If there is one thing I like planting in the spring time, it is chili peppers. I have standard plants I like, which include jalapeno, serrano, thai bird, and habanero peppers. As the cold weather slowly approached us in Wisconsin this year, yes, it is still in the 50’s in November, I had to pull my remaining peppers from the garden. This included many habanero peppers.
But lets face it when it comes to habanero peppers. There is not a whole lot you can do with them. They are fairly dang hot, and cannot be used in a lot of dishes. Sure, you can figure out a jam, or make a marinade, but you are still left over with a lot of peppers. Upon my last picking, I wanted to come up with something that I liked, hot sauce, and use the habaneros in a way that it would not kill the palette, but lend itself to a hot sauce addiction, and this sauce did just that.
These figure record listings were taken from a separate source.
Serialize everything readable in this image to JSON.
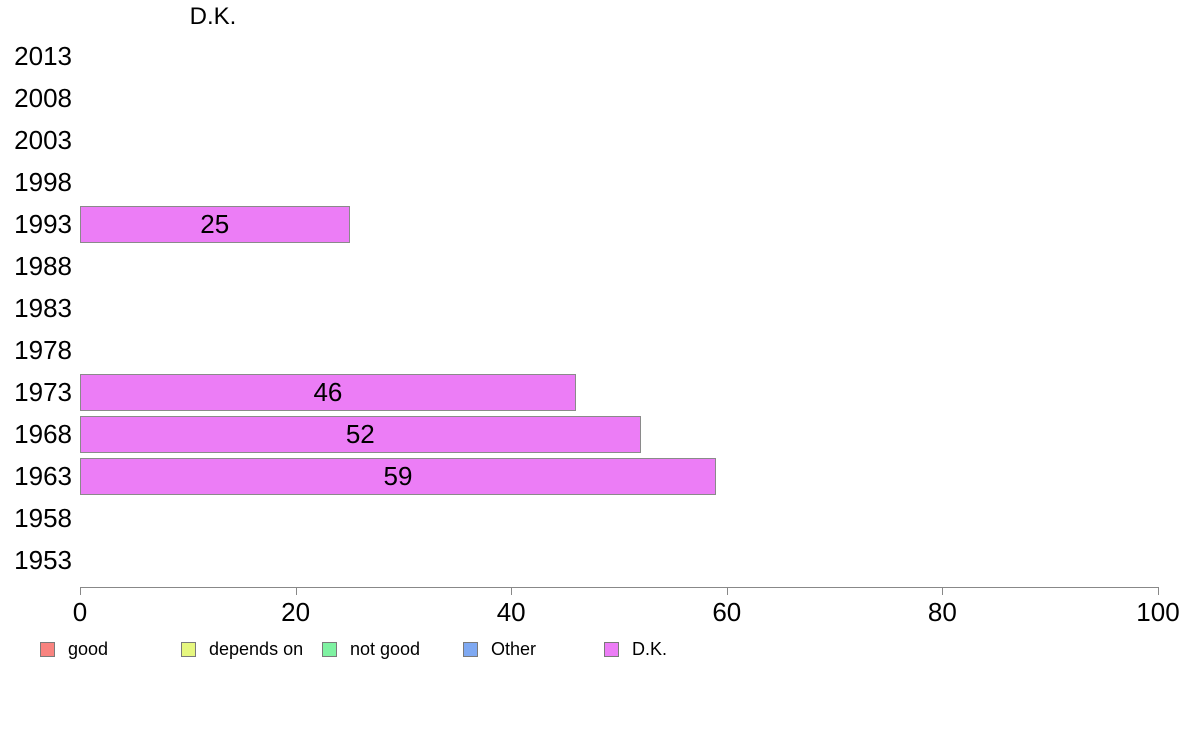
{
  "chart_data": {
    "type": "bar",
    "orientation": "horizontal",
    "title": "D.K.",
    "categories": [
      "2013",
      "2008",
      "2003",
      "1998",
      "1993",
      "1988",
      "1983",
      "1978",
      "1973",
      "1968",
      "1963",
      "1958",
      "1953"
    ],
    "values": [
      null,
      null,
      null,
      null,
      25,
      null,
      null,
      null,
      46,
      52,
      59,
      null,
      null
    ],
    "xlabel": "",
    "ylabel": "",
    "xlim": [
      0,
      100
    ],
    "xticks": [
      0,
      20,
      40,
      60,
      80,
      100
    ],
    "grid": false,
    "bar_color": "#EC7DF6",
    "bar_border_color": "#8A8A8A",
    "axis_color": "#888888",
    "text_color": "#000000",
    "legend": {
      "position": "bottom",
      "items": [
        {
          "label": "good",
          "color": "#F8837F"
        },
        {
          "label": "depends on",
          "color": "#E6F77F"
        },
        {
          "label": "not good",
          "color": "#7FF2A2"
        },
        {
          "label": "Other",
          "color": "#7FA9F2"
        },
        {
          "label": "D.K.",
          "color": "#EC7DF6"
        }
      ]
    }
  }
}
- 8 whole habanero peppers, stem removed
- 1 tbsp salt
- 1 tbsp tumeric powder
- 1 medium onion, halved
- 3 cloves of garlic, smashed
- 2 tbsp olive oil
- 4 cherry tomatoes, halved
- 1/4 cup of fresh cilantro, lightly chopped
- 3/4 cup of cider vinegar
- 1 tbsp granulated sugar
Begin by preheating your oven 425 degrees, lay the tomatoes, onions and garlic on a baking sheet and drizzle with the olive oil. Sprinkle with some salt and pepper, and cook unto the onions are roasted, about 15 minutes.
Remove the sheet of veggies, place them in a blender along with the remaining ingredients, and blend. Blend until you have a pureed sauce of habaneros and veggies. Pour into a sealed tight container and use as needed.
Now here is the deal on this sauce. I will be honest, it has a bite, but it has that bite that keeps you so interested in another bite, and another, and another.
I have a couple of chili heads at work, and brought the sauce in the other day. One coworker said “You can bottle that, and sell it today”. I agree. This sauce has something about it. It’s hot, but keeps you wanting more, and in my book, that is something good, and comforting. Lightly dip with chips, place a bit in your pasta, or lightly rub chicken, beef, or pork before smoking or grilling. Try it out, and let me know.